Mobilisation des recettes budgétaires - Moussa Sanogo présente au secteur privé la politique fiscale de l’Etat sur la période 2020-2023

Mercredi 06 Février 2019 / Moussa Sanogo, Secrétaire d'Etat en charge du budget et Jean-Marie Ackah, président de la CGECI


Le secrétaire d’Etat auprès du Premier ministre chargé du Budget et du Portefeuille de l’Etat, Moussa Sanogo, a présenté la politique fiscale de l’Etat aux acteurs du secteur privé ce mardi 5 février, à la Maison de l’entreprise, au Plateau. C’était au cours d’une séance de travail avec les membres de la Confédération générale des entreprises de Côte d’Ivoire (CGECI), dans le cadre du dialogue Etat-secteur privé. Président du Comité de suivi de réforme fiscale (COSREF), le secrétaire d’Etat a précisé que cette rencontre visait à présenter au patronat la vision de l’administration fiscale sur les trois prochaines années, recueillir les préoccupations du secteur privé et voir dans quelle mesure y apporter des solutions.
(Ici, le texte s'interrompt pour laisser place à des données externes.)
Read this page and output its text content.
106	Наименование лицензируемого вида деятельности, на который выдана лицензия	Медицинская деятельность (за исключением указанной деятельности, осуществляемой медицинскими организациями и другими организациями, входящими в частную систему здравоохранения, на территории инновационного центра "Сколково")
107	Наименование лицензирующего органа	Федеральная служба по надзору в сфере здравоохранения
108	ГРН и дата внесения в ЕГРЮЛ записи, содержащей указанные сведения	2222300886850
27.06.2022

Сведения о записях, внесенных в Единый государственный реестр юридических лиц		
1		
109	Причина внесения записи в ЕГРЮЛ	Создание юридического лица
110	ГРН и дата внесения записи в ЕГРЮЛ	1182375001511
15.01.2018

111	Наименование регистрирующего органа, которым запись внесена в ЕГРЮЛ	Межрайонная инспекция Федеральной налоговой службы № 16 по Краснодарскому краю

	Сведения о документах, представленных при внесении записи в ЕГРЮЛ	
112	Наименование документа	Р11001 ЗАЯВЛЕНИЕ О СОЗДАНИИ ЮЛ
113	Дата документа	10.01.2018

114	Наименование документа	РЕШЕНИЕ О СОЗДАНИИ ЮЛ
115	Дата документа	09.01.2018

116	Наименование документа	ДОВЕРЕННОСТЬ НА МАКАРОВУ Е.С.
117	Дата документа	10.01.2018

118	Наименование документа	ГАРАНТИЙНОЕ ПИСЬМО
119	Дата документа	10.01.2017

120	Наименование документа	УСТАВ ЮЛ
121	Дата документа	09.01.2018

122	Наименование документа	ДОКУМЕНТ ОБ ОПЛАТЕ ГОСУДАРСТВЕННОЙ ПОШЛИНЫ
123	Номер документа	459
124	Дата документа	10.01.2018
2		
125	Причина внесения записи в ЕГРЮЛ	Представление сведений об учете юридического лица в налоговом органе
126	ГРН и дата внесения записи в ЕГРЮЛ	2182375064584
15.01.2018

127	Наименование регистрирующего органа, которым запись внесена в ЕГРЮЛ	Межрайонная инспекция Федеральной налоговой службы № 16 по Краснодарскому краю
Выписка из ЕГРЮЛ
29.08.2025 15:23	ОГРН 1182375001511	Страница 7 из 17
« Nous travaillons à avoir une politique fiscale qui soit en harmonie avec les différentes politiques économiques du pays, avoir une administration fiscale et douanière dont la performance est nettement meilleure. Nous travaillons également à améliorer le rendement de certains impôts, de sorte à ne plus avoir à créer de nouvelles taxes pour financer le développement économique », a indiqué le secrétaire d’Etat Moussa Sanogo.

Dans sa présentation, il a affirmé que la politique fiscale sur les trois prochaines années repose sur quatre axes principaux. « Encourager la recherche et le développement ainsi que l’innovation technologique ; favoriser l’investissement dans la transformation des produits agricoles et miniers ; mettre en place de nouvelles zones économiques spéciales (TIC, industrie  pharmaceutique et TIC, agro-industrielle…) et, enfin, assurer la conformité de la réglementation nationale avec les différentes dispositions communautaires. »

Ces différentes actions devraient favoriser la création d’industries, l’amélioration de la disponibilité et du coût de facteur, l’accélération de la productivité et l’accélération des investissements dans les industries existantes, le développement de nouvelles zones industrielles et le renforcement de capacités. Le défi, c’est de faire baisser le taux assez élevé aujourd’hui d’emplois précaires.

 

Les différentes actions prévues

Pour relever le défi, l’administration compte aller plus loin en matière de télé-procédure dont la généralisation est envisagée à court terme. Elle poursuivra l’interconnexion de la direction générale avec d’autres administrations et mettre à disposition des usagers davantage d’instruments de paiement moderne. Aussi, la sécurisation des documents est un chantier.

Il est prévu, particulièrement en ce qui concerne la DGI, la réforme de certains impôts majeurs dont la taxe sur la valeur ajoutée (TVA), l’impôt foncier dont le rendement doit être amélioré, les exonérations dont la rationalisation se poursuit, la patente dont le mode calcul doit être l’objet d’une réforme et la fiscalité des PME, qui doit être mieux adaptée pour favoriser le financement de ces entreprises et la création d’emplois. Les juridictions contentieuses et gracieuses et gracieuses seront réformées pour leur conférer plus d’efficacité.

A la douane, de grands chantiers sont également prévus. D’une part, le renforcement de la surveillance du transit avec la finalisation du processus d’ouverture des postes douaniers à la frontière ouest, l’installation de scanners, la célérité des opérations de dédouanement aux frontières, etc. Et d’autre part, le renforcement de la surveillance relative aux fraudes documentaires et le suivi des chèques impayés, la révision du code des douanes, etc.                                                                                                                                                                           

 

Jean Marie Ackah traduit les attentes du secteur privé

Avant le secrétaire d’Etat, le président de la CGCI, Jean Marie Ackah a soutenu que l’application urgente et complète de la réforme fiscale est toujours attendue des entreprises et l’ensemble du secteur privé. Il rappelle que la trame essentielle des travaux sur le sujet a été consignée dans le projet de réforme fiscale acceptée par le gouvernement en 2015.

Dans l’entendement donc des acteurs du secteur privé, la politique fiscale de la Côte d’Ivoire pour les trois prochaines années devrait se fonder nécessairement sur cette réforme dont la mise en œuvre, annoncée pour la période 2018-2020, connait déjà une année de retard sur le calendrier élaboré par le Premier ministre Amadou Gon Coulibaly.

 

« L’ensemble des propositions formulées par la réforme fiscale  ont pour objectif d’adapter le système fiscal ivoirien aux ambitions économiques et sociales de notre pays et d’assurer l’éclosion d’un secteur privé dynamique », martèle Jean Marie Ackah.